Three ripples in a pond

[First published as a password-protected blog in January 2022]

Following are the recommendations provided to the panel convened for the refresh of the National Plan for Music Education, on behalf of Changing Tracks. We hope they’re of interest and use to a wide range of music services, hubs, funders and policy makers. They could be used as a tool for discussion in meetings and working groups.

We’re keen to hear your feedback, either on our social media or by emailing

Changing Tracks focuses on embedding musical inclusion practice within music services, as the core local infrastructure for instrumental music tuition, and as leaders/members of hub partnerships. It draws on Michael Davidson’s doctoral research at SOAS, which offers the following suggestions towards the NPME refresh:

Strategy & funding

  1. Promote learning music as a skill for life-long flourishing citizenship.
  2. Promote the value of music services to local authorities, as part of a multi-agency solution to challenges facing children and young people.
  3. In particular, align services/hub leads with local authorities’ preventative health and inclusion agendas, to benefit pupils at risk of school and social exclusion.
  4. Link services/hub leads into LA/schools/academies’ broader Equality, Diversity and Inclusion (EDI) planning and resource provision.
  5. Require services to embed EDI action planning within business planning and to support hub commissioning processes.
  6. Set a requirement for the monitoring of engagement, retention and progression of vulnerable young people within hub monitoring.

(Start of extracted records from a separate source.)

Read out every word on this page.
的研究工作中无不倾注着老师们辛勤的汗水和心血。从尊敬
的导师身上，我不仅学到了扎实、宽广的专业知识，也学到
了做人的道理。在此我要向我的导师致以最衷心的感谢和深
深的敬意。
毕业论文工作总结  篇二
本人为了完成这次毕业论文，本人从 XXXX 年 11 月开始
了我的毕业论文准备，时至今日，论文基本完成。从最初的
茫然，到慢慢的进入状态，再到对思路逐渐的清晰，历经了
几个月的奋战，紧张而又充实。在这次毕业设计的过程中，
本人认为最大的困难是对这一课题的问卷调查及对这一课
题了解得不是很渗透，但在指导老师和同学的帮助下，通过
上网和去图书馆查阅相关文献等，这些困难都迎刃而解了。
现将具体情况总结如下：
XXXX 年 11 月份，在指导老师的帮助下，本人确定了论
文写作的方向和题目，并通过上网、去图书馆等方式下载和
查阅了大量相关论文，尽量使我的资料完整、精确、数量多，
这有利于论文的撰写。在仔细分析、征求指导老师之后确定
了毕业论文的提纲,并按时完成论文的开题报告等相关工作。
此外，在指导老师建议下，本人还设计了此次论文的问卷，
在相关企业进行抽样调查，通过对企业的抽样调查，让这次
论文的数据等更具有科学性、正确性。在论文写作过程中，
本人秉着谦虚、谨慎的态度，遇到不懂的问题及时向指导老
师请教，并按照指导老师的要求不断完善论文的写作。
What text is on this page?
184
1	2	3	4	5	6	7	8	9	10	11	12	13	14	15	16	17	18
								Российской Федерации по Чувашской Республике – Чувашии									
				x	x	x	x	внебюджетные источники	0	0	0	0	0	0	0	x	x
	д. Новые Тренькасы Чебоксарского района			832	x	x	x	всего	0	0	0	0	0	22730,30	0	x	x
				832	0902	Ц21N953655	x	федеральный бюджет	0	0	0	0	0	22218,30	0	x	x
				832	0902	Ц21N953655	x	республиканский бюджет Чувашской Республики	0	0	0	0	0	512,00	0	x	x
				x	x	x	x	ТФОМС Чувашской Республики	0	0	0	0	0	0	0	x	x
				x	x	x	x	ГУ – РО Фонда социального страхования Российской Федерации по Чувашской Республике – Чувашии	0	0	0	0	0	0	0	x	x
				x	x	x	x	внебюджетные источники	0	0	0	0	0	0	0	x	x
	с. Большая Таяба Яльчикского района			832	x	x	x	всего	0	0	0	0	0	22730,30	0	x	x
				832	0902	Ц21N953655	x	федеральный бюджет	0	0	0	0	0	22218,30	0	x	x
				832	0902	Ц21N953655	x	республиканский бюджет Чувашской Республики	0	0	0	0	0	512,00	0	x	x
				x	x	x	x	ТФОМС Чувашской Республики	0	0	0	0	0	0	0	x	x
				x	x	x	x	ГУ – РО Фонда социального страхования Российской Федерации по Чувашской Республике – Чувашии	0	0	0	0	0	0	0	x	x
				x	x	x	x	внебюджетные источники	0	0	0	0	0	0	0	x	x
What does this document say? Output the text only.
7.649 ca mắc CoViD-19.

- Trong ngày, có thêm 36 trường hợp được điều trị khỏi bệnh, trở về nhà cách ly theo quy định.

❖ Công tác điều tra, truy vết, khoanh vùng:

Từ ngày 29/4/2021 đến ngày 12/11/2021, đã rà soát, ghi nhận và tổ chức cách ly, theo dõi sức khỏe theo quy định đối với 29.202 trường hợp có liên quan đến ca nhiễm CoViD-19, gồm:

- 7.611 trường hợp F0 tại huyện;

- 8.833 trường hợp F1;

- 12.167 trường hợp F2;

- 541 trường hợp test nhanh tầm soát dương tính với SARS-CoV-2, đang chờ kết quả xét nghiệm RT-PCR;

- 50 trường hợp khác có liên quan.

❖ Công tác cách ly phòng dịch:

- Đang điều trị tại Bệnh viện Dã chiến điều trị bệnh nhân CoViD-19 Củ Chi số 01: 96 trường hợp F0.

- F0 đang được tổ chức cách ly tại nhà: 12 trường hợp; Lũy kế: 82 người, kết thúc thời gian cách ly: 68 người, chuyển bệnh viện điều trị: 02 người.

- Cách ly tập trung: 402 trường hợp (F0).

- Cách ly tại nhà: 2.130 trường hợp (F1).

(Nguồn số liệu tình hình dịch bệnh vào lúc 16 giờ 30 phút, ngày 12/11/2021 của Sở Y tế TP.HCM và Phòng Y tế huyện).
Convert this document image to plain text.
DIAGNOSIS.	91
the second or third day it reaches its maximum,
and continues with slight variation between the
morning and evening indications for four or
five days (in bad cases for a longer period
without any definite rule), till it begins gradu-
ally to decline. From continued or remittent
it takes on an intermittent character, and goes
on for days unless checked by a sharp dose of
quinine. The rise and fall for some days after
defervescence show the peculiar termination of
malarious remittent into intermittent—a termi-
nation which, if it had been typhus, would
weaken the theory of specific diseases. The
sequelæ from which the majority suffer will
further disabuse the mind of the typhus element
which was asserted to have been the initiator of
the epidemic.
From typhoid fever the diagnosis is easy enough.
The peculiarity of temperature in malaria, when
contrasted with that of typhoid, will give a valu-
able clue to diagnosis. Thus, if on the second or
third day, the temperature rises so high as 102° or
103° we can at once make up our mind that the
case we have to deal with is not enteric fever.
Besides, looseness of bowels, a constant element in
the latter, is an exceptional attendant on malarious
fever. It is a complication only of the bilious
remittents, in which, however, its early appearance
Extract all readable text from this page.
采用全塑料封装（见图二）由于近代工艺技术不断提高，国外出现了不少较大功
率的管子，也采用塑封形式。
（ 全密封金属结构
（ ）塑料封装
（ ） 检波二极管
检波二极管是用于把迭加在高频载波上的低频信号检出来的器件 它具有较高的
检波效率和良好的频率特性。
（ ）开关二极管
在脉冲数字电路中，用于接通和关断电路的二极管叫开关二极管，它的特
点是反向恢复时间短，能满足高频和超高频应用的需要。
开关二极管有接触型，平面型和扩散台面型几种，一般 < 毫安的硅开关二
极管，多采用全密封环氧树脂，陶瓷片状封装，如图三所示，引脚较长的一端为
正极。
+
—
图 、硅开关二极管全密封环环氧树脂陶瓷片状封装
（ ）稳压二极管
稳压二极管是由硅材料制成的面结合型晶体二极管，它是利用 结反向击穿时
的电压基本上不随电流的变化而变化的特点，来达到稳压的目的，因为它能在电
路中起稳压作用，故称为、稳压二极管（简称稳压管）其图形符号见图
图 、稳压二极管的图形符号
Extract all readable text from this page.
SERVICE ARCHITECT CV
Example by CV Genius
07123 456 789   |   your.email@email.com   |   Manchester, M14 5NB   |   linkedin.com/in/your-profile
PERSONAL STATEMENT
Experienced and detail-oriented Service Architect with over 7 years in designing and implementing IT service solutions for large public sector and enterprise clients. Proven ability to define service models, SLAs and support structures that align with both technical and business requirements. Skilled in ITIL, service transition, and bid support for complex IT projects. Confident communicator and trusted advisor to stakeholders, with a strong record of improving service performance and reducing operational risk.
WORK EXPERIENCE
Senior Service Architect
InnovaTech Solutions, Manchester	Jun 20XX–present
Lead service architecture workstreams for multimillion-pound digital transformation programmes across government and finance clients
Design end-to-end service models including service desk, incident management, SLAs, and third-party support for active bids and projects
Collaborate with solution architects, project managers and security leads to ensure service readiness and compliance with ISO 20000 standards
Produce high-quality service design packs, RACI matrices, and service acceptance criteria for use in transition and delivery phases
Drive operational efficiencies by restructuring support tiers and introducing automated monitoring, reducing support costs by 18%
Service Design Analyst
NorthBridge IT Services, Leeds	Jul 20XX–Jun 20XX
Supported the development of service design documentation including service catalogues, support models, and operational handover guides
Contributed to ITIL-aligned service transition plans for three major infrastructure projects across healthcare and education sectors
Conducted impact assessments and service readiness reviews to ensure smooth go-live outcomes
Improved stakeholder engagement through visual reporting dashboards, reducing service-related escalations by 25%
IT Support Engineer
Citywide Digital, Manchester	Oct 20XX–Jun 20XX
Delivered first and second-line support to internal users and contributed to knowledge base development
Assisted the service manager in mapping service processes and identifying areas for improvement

Workforce and organisational development

  • Encourage services to employ a more diverse range of instrumental music teachers, broadening workforce demographic profile, skills and experience, in order to diversify pedagogy.
  • To support instrumental teachers to adapt their practice to the needs and interests of all young people, encourage an outcomes approach within CPD and quality systems, embedding critical reflection and communities of practice.
  • To support tutors to diversify their practice, encourage services/hub leads to develop alternative and creative musical progression routes, including within schools, local community settings and venues, and into HE and creative industries.


  1. Encourage the development of improvisation and composition within WCET, and of progression opportunities for these. See our blog about inclusive WCET / First Access.
  2. Encourage ‘joined-up working’ between instrumental music, curriculum music teaching, and school pastoral teams, in particular developing conversations with SENCOs to support differentiation.
  3. Encourage instrumental teacher research as a catalyst for development, promoting the value of drawing on ecosystems beyond conservatoire models.
  4. Encourage international/national networks of instrumental music teacher researchers.